Car insurance query

Winseer:
You’ve never read The Straw Man have you?
(1) Rarely is the person completing payments on a car then going to hand it over to someone else to keep.
(2) You are keeping the car paid for as an income-producing asset of DVLA. You’ll be paying them so much each year just to take it out of your driveway. Only keeping it “as registered keeper” on that same driveway permits you to not bother providing DVLA with an income - that, and getting shot of it of course!

I only pay DVLA because the law says I must, not having a driveway. :unamused:

Really “owning” something means you can destroy it, sell it, or use it in public without asking anyone’s permission, or paying any third party any kind of tax or commission. This clearly isn’t the case with being a mere “registered keeper”.

If you have nothing to take, you cannot be robbed by the state.

No, but I have a mate who’s right into all that “Straw Man” stuff & last time I saw him he got it up (Your Straw Man) on his phone with (clearly) leading questions to ‘■■■■ you in’.

But the bit your missing about ownership of a car is that you can use it however & where ever you choose, just so long as you own the land your driving it on as officially, you pay road tax (or sorn) only to use the public highway!!!

This same mate of mine goes to weekly meetings of similarly minded conspiracy theorists with different speakers each week, some claim to have been abducted by aliens, others telling everone you dont need to pay tax or parking tickets or insure your car under some aincient common law!!!

Whatever!!

Ross.

bigr250:
others telling everone you dont need to pay tax or parking tickets or insure your car under some aincient common law!!!

I’m sure it goes without saying, really, but any time Parliament legislates in an area, the resulting statute takes over from the former common law. Accordingly, the requirements to pay Vehicle Excise Duty, have third party insurance on a motor vehicle and pay police / traffic warden / council parking tickets have the weight of the law behind them.

Furthermore, as BBCÂ News reported in April, many much-vaunted ‘ancient laws’ have been thoroughly investigated by the Law Commission and found to be nothing more than urban legends. It is not necessarily legal for a man to pee on the rear wheel of his vehicle, nor for a pregnant woman to pee in a policeman’s helmet.

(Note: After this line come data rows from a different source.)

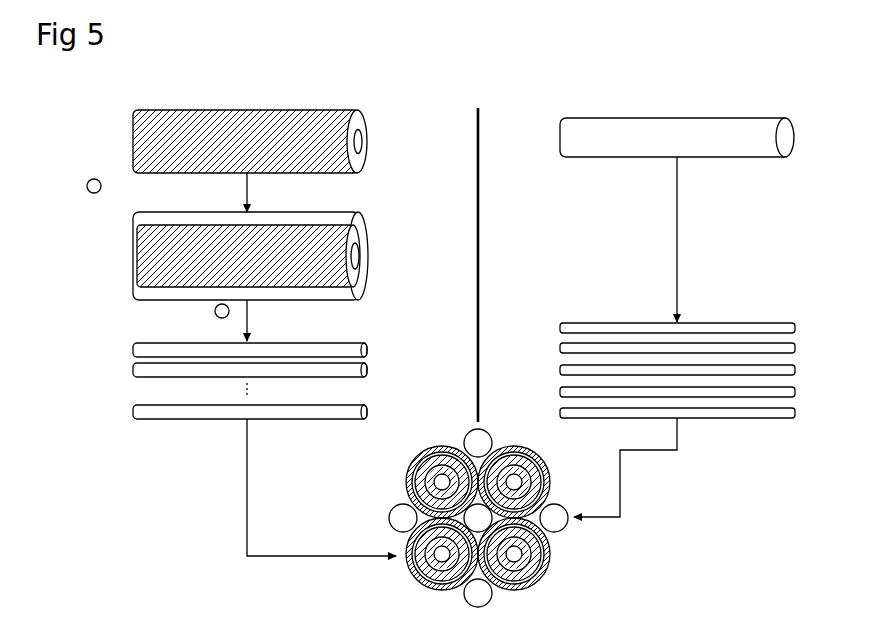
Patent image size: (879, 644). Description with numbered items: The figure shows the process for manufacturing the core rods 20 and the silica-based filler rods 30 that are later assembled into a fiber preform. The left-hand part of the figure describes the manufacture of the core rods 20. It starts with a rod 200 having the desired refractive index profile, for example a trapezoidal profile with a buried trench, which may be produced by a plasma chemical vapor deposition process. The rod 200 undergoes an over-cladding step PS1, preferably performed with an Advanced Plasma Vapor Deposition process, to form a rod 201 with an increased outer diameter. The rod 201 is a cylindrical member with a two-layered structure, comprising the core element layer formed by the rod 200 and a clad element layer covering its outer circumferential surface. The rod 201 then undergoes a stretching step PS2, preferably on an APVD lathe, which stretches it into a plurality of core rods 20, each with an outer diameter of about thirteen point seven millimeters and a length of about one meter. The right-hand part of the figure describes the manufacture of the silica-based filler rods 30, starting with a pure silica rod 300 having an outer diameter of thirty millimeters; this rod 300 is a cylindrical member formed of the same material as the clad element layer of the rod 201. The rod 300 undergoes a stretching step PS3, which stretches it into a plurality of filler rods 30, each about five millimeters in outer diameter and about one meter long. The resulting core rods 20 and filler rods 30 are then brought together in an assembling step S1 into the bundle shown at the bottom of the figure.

The rod 200 is at (262, 108).
The rod 201 is at (366, 223).
The core rods 20 is at (147, 420).
The pure silica rod 300 is at (673, 116).
The silica-based filler rods 30 is at (762, 420).
The over-cladding step PS1 is at (78, 179).
The stretching step PS2 is at (87, 306).
The stretching step PS3 is at (680, 237).
The assembling step S1 is at (291, 558).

Purported ancient common law rights cannot usurp the express will of Parliament. Later law takes priority over earlier law without the earlier law having to be expressly repealed (the so-called doctrine of implied repeal). Implied repeal is not possible if the earlier law falls into a small group of laws recognised as constitutional in nature; in these circumstances the later law can only have effect if it expressly repeals the earlier law sufficiently to prevent any conflict. Details of this ‘constitutional law’ exception and the reasoning behind it can be found in the judgment of Laws LJ in Thoburn v Sunderland City Council [2002] EWHC (Admin) 195 (the ‘Metric Martyrs’ case), especially paragraphs 62 and 68-70.

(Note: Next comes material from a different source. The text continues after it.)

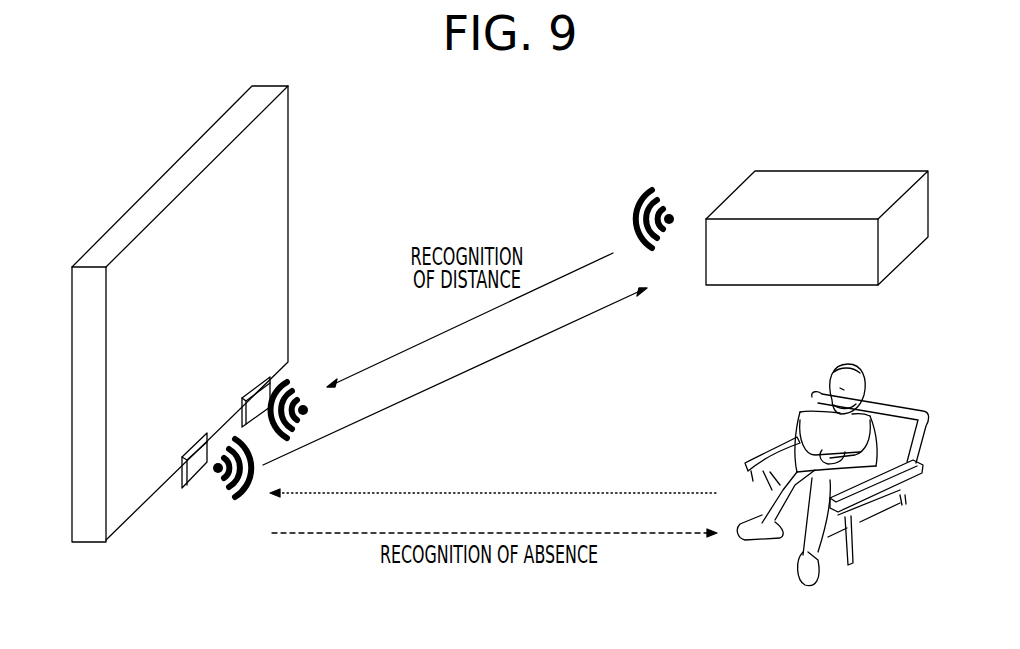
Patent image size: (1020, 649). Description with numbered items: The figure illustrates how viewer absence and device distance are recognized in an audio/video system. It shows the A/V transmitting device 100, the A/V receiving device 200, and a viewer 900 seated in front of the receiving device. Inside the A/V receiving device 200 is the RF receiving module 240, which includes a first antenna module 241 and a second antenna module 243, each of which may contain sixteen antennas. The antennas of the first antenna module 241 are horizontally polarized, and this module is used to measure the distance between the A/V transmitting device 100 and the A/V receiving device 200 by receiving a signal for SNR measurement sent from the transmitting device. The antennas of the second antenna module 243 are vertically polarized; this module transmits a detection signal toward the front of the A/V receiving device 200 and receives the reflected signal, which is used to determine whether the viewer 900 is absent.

Private parking tickets in England and Wales are another matter entirely. Unless they are on railway land, in which case they might have the weight of the Railway Bylaws behind them (with possible criminal conviction in a magistrates’ court if you don’t pay), they are, in essence, an unenforceable invoice and can safely be ignored. You will get various nastygrams threatening bailiffs, blackened credit histories and similar dire consequences, but they can’t do anything to you without winning a county court judgment. The chance of the parking company taking you to court over the alleged debt is very low - usually they move on to easier targets.

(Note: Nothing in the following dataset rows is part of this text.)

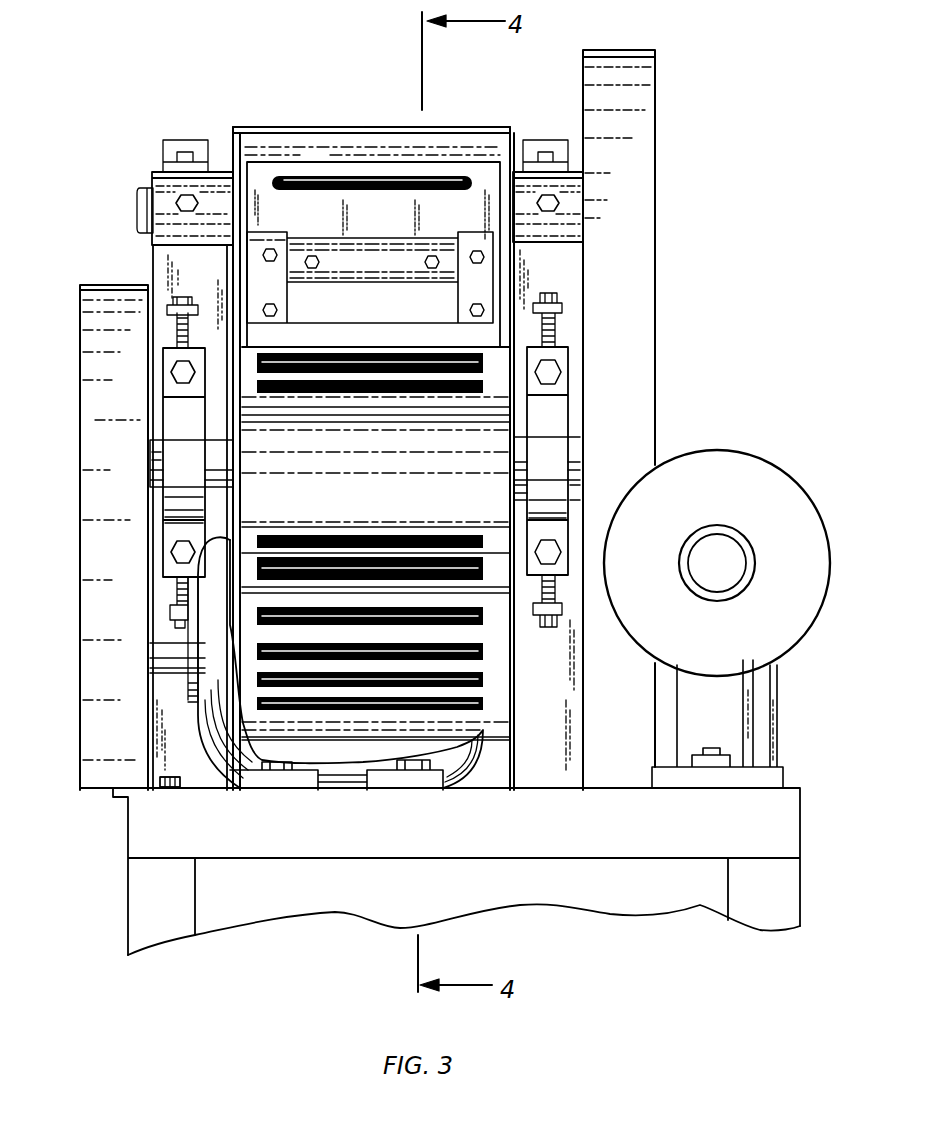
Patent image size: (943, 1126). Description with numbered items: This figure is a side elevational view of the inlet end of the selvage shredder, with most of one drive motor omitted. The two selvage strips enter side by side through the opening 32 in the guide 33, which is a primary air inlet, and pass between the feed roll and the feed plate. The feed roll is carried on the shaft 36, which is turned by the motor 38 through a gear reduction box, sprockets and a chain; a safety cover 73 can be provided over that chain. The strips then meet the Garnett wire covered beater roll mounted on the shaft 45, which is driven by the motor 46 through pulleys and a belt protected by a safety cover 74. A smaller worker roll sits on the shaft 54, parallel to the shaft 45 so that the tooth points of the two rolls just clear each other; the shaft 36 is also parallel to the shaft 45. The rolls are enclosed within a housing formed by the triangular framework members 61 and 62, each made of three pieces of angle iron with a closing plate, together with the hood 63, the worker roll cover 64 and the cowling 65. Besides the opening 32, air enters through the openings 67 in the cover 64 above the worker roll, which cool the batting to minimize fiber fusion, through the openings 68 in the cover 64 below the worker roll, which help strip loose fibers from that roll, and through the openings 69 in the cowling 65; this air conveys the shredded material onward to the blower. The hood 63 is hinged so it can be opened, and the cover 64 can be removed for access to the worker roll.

The opening 32 is at (310, 178).
The guide 33 is at (255, 178).
The shaft 36 is at (140, 208).
The motor 38 is at (748, 452).
The shaft 45 is at (150, 398).
The motor 46 is at (207, 782).
The shaft 54 is at (220, 440).
The triangular framework member 61 is at (153, 268).
The triangular framework member 62 is at (515, 170).
The hood 63 is at (347, 127).
The worker roll cover 64 is at (493, 462).
The cowling 65 is at (500, 657).
The openings 67 is at (483, 365).
The openings 68 is at (484, 546).
The openings 69 is at (483, 620).
The safety cover 73 is at (657, 160).
The safety cover 74 is at (78, 440).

If you do get valid court papers (which means they are properly stamped by a court on the front page or contain valid login details for moneyclaim.gov.uk - some parking companies send out apparent claim forms that have not been through the courts), you cannot ignore the matter any longer. The case is probably still winnable, as the courts have held that in most circumstances, it is, indeed, an unenforceable debt. Arguably the best thing to do in these circumstances is to post at PePiPoo for advice.

The bogey in all this is clause 56 in the Protection of Freedoms Bill. With the end of private clamping in England and Wales in October, the private parking companies have no way of enforcing any parking restrictions. They have successfully lobbied for a clause in this Bill that would allow them to pursue the registered keeper of a vehicle for an alleged private parking debt without having to prove that the conditions attached to these powers have been met and without having to provide a dispute resolution service. If you are as outraged as I am about this, go to the Stop Clause 56 website for more details and a link to an e-petition, also tell your family and friends about this.